Pourquoi les députés européens «parlent pour les Ouïghours»

18 septembre 2020 0 Par Village FSE

Un spectacle courant au Parlement européen la semaine dernière a été celui de mes collègues portant des masques avec le slogan: «Parlez pour les Ouïghours» imprimé dessus. Notre campagne de sensibilisation à la lutte en cours des Ouïghours au Xinjiang a coïncidé avec le sommet UE-Chine qui a eu lieu le lundi 14.e Septembre. De mes propres amis conservateurs et réformistes européens à mes collègues des Verts, du PPE, des socialistes et des libéraux, les députés sont restés unis dans leur conviction que l'Union européenne doit faire plus pour soutenir le peuple ouïghour.

Dans une certaine mesure, nous avons eu un certain succès. Dans son discours sur l'état de l'Union, la présidente de la Commission, Ursula von der Leyen, a mentionné par son nom le peuple ouïghour et la nécessité pour nous de faire plus. Et elle a répondu à nos appels pour l'introduction d'une «  loi Magnitsky européenne '' qui contribuera grandement à garantir que nous puissions mettre en œuvre des sanctions ciblées contre les membres du régime communiste du Xinjiang et de Pékin qui sont les plus coupables des crimes commis contre les gens là-bas.

Bien qu’il s’agisse de premières étapes importantes, l’Union européenne doit faire beaucoup plus pour rétablir la confiance et montrer qu’il s’agit de bien plus qu’un langage vide de sens. Plus tôt dans la semaine, le sommet UE-Chine s'est déroulé au cours d'un appel vidéo, les dirigeants européens se sont entretenus avec leurs homologues chinois principalement sur la question du commerce. L'UE est restée ferme dans sa détermination à conclure un accord commercial avec la Chine, malgré les circonstances actuelles. Il fait suite à une conférence similaire en juin.

Des manifestants devant l’ambassade de Chine à Paris tiennent des affiches sur lesquelles on lit «Arrêtez le génocide et libérez le Turkestan oriental» lors d’un rassemblement contre les mauvais traitements infligés par la Chine aux Ouïghours musulmans dans la province du Xinjiang. EPA-EFE // CHRISTOPHE PETIT TESSON

La conférence s'est déroulée en ligne, dans le contexte de la crise actuelle du coronavirus, qui a commencé à Wuhan en Chine et s'est propagée à la suite de la désinformation du régime communiste qui a tenté de dissimuler l'étendue de la propagation des virus. De même, cette conférence a eu lieu à un moment où la majorité des pays occidentaux ont pris le temps de réfléchir sur leurs relations avec la Chine à la lumière de nombreuses violations des droits de l'homme.

Alors que les droits de l'homme étaient à l'ordre du jour de la conférence, le communiqué de presse conjoint publié par les dirigeants des institutions de l'UE et la chancelière Angela Merkel n'a abordé la question que brièvement et vaguement. Il est évident que l'Union européenne continue de fermer les yeux sur les droits des groupes minoritaires en Chine au nom de ce que von der Leyen a appelé dans son discours sur l'état de l'Union cette semaine en tant qu'alliance critique.

En tant que députés européens, nous avons essayé de faire pression à la fois sur le président de la Commission et sur le service européen pour l'action extérieure pour qu'ils prennent beaucoup plus au sérieux la nécessité de solutions concrètes au problème des droits de l'homme en Chine. Bien que la Commission ait tardé à réagir à ce jour, il est prometteur de voir que des mesures concrètes peuvent maintenant être prises.

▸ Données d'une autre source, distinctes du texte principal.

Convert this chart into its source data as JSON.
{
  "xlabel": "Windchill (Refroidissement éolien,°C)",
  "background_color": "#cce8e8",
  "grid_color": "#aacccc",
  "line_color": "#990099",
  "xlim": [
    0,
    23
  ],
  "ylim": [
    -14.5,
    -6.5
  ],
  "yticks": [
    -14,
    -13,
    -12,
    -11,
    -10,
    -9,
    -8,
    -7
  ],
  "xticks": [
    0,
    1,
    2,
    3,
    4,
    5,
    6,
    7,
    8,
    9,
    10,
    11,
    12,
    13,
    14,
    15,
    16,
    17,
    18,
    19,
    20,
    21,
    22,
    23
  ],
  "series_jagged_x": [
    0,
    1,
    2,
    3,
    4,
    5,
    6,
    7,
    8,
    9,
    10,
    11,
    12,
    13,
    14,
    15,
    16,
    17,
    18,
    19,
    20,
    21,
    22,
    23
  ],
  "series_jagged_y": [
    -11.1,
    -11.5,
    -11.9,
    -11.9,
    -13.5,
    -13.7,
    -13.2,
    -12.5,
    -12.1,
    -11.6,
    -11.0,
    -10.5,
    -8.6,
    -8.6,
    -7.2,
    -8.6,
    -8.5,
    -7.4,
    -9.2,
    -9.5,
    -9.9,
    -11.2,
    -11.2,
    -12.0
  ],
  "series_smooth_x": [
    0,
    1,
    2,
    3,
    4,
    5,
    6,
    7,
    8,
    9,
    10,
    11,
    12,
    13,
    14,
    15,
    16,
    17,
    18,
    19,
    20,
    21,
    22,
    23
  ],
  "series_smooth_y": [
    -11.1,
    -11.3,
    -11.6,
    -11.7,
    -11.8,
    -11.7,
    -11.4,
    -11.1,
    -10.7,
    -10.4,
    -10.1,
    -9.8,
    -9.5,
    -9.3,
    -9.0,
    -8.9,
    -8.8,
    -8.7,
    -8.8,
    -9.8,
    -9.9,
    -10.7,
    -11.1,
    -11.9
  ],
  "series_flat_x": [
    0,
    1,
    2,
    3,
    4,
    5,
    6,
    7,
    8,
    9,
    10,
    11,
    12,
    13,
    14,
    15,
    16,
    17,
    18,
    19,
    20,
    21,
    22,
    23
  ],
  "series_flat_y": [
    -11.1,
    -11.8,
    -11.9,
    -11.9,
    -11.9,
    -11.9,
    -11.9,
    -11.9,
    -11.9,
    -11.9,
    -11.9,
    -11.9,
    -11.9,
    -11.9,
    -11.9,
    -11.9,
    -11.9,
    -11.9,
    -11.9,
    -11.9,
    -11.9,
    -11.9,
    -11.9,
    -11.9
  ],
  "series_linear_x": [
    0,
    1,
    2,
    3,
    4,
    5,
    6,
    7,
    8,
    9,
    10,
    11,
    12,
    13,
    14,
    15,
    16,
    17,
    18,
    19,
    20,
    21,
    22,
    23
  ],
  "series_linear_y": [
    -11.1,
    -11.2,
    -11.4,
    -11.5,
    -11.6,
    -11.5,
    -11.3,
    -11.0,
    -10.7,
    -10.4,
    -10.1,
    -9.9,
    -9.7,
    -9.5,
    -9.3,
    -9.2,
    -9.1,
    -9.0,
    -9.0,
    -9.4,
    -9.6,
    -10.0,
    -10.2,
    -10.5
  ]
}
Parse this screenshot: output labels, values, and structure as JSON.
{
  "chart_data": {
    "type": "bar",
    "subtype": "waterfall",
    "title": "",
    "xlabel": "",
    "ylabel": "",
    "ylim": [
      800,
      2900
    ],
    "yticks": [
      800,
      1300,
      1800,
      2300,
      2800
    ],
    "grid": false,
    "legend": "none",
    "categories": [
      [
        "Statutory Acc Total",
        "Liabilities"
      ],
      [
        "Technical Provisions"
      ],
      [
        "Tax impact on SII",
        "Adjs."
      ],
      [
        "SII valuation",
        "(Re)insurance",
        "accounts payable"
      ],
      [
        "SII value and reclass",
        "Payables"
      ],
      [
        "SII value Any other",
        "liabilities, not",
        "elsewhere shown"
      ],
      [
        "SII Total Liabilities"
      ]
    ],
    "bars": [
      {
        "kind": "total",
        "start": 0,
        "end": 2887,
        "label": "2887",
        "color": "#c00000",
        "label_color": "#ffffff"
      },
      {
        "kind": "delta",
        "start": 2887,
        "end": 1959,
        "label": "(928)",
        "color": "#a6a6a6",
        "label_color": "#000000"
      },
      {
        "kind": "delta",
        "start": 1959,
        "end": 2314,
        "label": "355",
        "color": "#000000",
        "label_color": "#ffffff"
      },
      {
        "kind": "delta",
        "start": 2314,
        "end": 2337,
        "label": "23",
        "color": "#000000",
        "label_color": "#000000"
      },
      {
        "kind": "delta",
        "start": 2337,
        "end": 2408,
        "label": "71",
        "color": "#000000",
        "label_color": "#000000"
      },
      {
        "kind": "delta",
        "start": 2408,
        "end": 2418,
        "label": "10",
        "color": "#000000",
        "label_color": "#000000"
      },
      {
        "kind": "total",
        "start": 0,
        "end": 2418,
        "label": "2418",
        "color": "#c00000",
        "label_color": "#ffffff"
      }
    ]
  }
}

Nous devons continuer à faire tout ce qui est en notre pouvoir pour veiller à ce qu’un soutien soit apporté à ceux qui en ont besoin, afin que nous puissions être sûrs que les près de 2 millions d’Ouïghours actuellement détenus dans les camps d’internement ont une voix. Pour que ceux qui ont été stérilisés de force par le régime aient une voix. Pour que ceux à qui on a enlevé leur langue aient une voix.

La Chine est un État qui ne suit pas les normes internationales et viole fréquemment l’État de droit. Pour cette raison, nous avons besoin d'outils pour pouvoir les contenir et garantir que les droits de l'homme ne sont pas violés. Que ce soit au Xinjiang, au Tibet ou à Hong Kong.